Acompaña la charla con un movimiento de su mano derecha y un mechón cae de su peinado. Para Lynch el cine es un lenguaje singular, un medio mágico. Es como ingresar a otro mundo. Una mesa del Bob's Big Boy, una sala frente a un telón rojo o un bosque de abedules. Esa influencia se observa en el escritor japonés Haruki Murakami, para quien un bosque se convierte en la puerta a universos paralelos (Kafka en la orilla) y la mente, un pasillo con puertas cerradas (Crónica del pájaro que da cuerda al mundo). "Es divertido crear esos mundos y tener una experiencia", continúa Lynch. "Vivimos en un mundo que a veces es mucho peor que cualquier cosa que podamos imaginar".
Hay un comercial que puede verse por You tube donde Lynch dice que "nunca, ni en un trillón de años", podrás tener la experiencia del cine desde un teléfono celular. Ahora, sentado a esta mesa, Lynch añade: "No sé realmente qué es lo que está pasando, pero hay una especie de transición". Considera que éste es un momento difícil. "Bajan las representaciones teatrales, la gente no va al cine. Se podrían aprovechar todos los elementos adecuados de los teatros para los filmes, elegir el sonido, la pantalla enorme: ahí podemos realmente meternos en otro mundo y tener una experiencia. En la pantalla pequeña, con un sonido horrible, es muy difícil lograrlo". Sin embargo, asegura que el avance de la tecnología digital (Imperio la filmó de este modo) permite una mayor experimentación por parte del realizador. "Estoy adorando el video digital", dice, aunque sus amigos le reprochen la baja calidad de imagen. "La alta definición es una especie de ficción científica. Todo está demasiado claro", dice. Como en la tela, Lynch busca en sus filmes las sombras, la distorsión, el misterio.

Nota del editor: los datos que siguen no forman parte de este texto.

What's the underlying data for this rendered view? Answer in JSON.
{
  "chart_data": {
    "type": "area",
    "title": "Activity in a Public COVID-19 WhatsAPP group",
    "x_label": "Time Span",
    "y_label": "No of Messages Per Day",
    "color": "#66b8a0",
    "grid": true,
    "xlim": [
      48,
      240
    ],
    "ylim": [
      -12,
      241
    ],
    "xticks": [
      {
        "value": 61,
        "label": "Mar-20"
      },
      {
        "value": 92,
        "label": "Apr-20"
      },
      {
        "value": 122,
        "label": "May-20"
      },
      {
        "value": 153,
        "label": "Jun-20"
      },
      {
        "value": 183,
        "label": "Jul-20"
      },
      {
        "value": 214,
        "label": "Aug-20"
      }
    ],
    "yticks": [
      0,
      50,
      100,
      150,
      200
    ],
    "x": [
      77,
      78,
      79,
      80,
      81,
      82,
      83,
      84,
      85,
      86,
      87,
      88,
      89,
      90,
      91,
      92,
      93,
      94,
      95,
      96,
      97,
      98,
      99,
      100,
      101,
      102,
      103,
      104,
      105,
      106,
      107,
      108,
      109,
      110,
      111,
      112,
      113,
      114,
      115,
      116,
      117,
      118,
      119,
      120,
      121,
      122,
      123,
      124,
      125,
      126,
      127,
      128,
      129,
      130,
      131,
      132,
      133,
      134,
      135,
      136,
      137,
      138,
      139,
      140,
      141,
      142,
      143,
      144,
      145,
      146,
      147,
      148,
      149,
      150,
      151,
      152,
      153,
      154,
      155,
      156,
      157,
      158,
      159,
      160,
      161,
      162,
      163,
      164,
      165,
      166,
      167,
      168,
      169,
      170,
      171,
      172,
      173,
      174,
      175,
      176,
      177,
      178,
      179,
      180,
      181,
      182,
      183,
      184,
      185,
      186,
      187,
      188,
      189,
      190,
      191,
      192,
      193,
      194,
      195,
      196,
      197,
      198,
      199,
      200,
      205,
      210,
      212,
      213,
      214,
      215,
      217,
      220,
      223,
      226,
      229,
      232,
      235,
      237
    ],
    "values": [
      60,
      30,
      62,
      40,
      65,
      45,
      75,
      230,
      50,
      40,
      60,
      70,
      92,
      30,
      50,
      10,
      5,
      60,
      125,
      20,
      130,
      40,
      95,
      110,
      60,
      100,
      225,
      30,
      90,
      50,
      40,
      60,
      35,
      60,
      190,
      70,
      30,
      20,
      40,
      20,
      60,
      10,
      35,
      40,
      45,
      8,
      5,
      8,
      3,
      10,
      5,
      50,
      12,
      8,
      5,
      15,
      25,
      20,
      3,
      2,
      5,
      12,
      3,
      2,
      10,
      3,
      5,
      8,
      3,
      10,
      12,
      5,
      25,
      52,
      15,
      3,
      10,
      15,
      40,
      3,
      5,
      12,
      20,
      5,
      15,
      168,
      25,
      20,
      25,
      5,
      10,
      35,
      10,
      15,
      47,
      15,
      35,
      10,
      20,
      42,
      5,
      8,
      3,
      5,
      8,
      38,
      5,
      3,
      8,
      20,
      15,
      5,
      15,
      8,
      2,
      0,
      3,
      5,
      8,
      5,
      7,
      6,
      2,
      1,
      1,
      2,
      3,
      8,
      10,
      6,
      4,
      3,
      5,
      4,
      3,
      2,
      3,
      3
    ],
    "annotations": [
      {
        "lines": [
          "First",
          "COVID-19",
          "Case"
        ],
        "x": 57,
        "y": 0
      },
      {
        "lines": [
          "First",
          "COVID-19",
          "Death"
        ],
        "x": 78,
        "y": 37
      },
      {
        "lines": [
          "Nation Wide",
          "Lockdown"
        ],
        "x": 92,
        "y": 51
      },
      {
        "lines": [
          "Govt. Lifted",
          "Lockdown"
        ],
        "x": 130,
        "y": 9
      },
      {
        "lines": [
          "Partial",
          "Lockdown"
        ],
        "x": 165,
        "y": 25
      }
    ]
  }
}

En "Imperio" llegó a un nivel de abstracción que, podría decirse, niega el análisis. ¿Qué podemos esperar después?
Trataré de seguir investigando, de experimentar.
Tras Imperio no sabemos, ni
siquiera yo, qué esperar. Por ahora seguiré pintando.
¿Cómo definiría a un artista?
Como alguien que crea experiencias, para él y para
otros. Es como un espectro. Hacer algo nuevo es como dar vida. Todo comienza
con una idea, que son como burbujas que se crean y van subiendo. Así puedes
atraparlas en un nivel superior, más profundo, con más información, más verdad.
Se hace consciente lo inconsciente. En definitiva, se trata de ser feliz. Mucha
gente hace cosas, pero no para ser feliz sino por la recompensa posterior. Pero
las ideas fluyen mejor cuando uno está feliz.
Lynch es el hombre que filmó esa mano extendida con los dedos separados de Lula (Laura Dern), en Corazón salvaje (1990), mientras un desagradable Bobby Perú (William Defoe) la obliga a decir fuck me. Y cuando lo dice, la deja (y nos deja) sin hacerle nada, con la sensación de haber asistido a una "violación verbal" (Chion). La referencia del nombre Bob atraviesa toda su filmografía. Sus pinturas. Todos, incluso el bien peinado Cooper, tenemos un Bob dentro, la representación del mal. "Siempre digo que las películas son historias y en ellas hay contrastes. En mis películas hay mucha oscuridad, pero también hay luz. El contraste es una condición humana", dice el director mientras el sol ingresa por un ventanal enorme.
Así es Lynch. Una colilla aplastada de American Spirit en el interior de una cajita de jabón con la inscripción "love".